Outsiders’ caution is linked to the role of the Shabab, an Islamist militia which controls much of southern Somalia and is locked in battle with the internationally recognised but feeble government. The Shabab has banned food aid in most of southern Somalia since 2009, branding Western aid agencies anti-Muslim. The WFP, the biggest provider of food aid, has had 14 staff killed there since 2008. Agencies also worry that militias use food aid to rally their troops—some say this happened in Ethiopia and Eritrea in the 1980s—and do not want to pile into southern Somalia to find they have reinvigorated the Shabab.
Syria’s dictator ushered in a violent start to the Ramadan holy days by upping the level of violence used against democracy protestors. This is yet another terrible story.
Rights activists said 80 civilians were killed in Sunday’s tank-backed assault on the central Syrian city where Assad’s father crushed an armed Muslim Brotherhood revolt 29 years ago by razing neighbourhoods and killing many thousands of people.

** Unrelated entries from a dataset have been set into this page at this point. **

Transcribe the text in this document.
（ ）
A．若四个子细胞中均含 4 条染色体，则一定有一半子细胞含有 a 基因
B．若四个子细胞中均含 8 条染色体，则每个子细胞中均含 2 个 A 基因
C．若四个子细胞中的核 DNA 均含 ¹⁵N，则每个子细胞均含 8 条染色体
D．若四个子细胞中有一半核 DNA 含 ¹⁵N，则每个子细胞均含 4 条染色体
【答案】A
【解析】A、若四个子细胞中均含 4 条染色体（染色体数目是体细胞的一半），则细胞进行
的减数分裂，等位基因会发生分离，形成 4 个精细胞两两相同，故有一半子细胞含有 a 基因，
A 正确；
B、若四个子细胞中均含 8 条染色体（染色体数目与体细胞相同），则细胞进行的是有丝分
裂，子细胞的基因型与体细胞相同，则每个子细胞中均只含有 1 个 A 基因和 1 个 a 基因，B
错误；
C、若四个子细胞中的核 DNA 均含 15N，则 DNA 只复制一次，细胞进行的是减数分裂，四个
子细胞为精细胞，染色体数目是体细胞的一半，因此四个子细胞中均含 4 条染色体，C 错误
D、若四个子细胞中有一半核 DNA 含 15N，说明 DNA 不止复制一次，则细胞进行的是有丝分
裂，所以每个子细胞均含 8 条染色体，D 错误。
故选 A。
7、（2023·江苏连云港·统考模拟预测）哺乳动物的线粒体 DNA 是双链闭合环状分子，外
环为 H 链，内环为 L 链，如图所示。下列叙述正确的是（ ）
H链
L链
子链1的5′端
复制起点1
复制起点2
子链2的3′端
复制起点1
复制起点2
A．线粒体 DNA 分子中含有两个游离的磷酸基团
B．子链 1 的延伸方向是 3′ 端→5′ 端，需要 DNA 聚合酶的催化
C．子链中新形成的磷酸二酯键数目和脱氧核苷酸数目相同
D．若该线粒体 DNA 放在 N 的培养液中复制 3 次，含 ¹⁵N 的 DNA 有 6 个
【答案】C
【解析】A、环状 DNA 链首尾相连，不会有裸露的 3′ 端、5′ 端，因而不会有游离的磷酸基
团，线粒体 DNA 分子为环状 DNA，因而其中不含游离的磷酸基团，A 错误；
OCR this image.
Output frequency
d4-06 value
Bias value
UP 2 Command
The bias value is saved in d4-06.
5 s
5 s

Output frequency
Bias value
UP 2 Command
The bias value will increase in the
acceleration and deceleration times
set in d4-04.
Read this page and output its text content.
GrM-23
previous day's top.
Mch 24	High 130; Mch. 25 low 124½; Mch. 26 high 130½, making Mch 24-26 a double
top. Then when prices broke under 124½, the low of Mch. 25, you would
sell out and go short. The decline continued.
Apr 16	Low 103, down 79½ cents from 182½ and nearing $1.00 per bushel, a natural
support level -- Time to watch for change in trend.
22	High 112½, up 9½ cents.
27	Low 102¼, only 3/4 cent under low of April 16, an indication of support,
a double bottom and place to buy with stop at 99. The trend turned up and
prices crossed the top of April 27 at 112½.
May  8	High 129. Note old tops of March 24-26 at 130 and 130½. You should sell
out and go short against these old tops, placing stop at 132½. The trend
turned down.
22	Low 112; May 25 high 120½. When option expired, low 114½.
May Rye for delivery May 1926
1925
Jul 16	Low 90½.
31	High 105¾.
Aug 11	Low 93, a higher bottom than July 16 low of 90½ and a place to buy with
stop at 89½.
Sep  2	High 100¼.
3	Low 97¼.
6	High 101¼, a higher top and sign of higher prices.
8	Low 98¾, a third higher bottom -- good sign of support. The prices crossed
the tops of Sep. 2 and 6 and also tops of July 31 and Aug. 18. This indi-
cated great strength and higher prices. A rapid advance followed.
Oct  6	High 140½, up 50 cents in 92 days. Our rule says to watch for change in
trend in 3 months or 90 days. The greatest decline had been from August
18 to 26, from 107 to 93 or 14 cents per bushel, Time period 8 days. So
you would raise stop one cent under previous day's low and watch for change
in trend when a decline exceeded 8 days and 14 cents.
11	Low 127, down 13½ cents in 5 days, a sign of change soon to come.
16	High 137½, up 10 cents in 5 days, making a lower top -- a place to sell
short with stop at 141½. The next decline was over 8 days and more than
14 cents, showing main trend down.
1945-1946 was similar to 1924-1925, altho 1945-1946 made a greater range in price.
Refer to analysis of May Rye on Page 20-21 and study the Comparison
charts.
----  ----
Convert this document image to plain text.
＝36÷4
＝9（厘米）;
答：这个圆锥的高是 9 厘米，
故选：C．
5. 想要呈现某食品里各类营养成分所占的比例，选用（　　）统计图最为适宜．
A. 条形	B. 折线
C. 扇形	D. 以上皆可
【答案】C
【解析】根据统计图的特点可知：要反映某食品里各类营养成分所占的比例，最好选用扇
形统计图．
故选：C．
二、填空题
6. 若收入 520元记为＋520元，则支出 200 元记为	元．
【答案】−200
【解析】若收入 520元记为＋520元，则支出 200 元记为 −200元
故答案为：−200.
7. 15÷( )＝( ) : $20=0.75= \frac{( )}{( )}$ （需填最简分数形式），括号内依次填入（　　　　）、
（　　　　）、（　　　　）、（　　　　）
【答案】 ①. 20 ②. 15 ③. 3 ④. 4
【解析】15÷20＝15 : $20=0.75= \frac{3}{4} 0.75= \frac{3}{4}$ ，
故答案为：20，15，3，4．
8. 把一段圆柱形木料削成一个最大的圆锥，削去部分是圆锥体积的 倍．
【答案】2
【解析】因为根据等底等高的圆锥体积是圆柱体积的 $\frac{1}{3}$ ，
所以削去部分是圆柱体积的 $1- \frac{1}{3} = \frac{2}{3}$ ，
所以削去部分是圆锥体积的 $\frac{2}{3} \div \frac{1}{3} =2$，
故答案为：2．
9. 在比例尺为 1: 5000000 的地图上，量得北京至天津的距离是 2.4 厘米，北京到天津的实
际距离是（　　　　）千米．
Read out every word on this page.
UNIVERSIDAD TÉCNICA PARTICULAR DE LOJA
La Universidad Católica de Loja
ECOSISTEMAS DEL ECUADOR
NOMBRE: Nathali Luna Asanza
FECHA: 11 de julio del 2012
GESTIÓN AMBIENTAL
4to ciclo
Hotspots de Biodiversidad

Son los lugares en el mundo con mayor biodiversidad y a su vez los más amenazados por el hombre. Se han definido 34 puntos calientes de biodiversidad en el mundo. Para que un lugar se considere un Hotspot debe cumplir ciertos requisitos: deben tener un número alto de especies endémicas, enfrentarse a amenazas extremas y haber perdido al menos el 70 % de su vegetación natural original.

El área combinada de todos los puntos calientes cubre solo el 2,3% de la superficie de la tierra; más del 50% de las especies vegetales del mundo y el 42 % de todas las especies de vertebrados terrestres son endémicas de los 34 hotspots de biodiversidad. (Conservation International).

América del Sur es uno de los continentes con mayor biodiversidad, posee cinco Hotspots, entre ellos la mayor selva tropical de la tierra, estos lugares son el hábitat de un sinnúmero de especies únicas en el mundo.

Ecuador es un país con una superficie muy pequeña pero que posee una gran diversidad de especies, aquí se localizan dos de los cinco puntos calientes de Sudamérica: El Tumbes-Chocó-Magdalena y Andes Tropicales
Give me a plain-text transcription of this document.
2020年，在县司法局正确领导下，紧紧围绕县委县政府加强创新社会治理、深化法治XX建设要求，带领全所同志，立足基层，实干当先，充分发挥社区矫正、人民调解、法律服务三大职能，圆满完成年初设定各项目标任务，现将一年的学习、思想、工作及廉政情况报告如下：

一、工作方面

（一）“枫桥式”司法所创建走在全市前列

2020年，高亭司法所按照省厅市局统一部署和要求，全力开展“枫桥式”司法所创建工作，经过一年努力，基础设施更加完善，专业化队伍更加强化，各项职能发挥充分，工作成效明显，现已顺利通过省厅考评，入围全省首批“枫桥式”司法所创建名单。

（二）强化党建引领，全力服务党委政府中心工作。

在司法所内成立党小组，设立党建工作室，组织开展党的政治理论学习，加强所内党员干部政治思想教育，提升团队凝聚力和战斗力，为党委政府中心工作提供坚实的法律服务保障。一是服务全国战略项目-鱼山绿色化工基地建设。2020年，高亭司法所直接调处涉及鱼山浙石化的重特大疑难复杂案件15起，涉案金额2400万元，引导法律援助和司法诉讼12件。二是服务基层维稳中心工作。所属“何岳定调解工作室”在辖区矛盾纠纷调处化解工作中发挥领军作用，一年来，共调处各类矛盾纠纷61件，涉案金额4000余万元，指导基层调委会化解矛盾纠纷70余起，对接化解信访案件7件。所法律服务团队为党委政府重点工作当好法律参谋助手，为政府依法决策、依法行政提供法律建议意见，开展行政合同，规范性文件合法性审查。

Security forces had besieged the Sunni Muslim city of 700,000 for nearly a month before Sunday’s crackdown on the eve of Ramadan, a holy month when Muslims fast in daylight hours.
Many flock to mosque prayers at night, occasions which may provide opportunities for protests to multiply across Syria.
The Syrian state news agency said the military entered Hama to purge armed groups that were terrorising citizens, an account dismissed as “nonsense” by a U.S. diplomat in Damascus.
The agency said eight police personnel were killed while “confronting armed terrorist groups” in Hama.
U.S. President Barack Obama said he was appalled by the Syrian government’s “horrifying” violence against its people in Hama and promised to work with others to isolate Assad.
“Syria will be a better place when a democratic transition goes forward,” Obama said in a statement
So, it appears that most of today’s news will be that Wall Street and the global financial markets can take a breather. It also appears to be a sad day for sane fiscal policy and America’s poor and elderly.
What’s on your blogging and reading list today?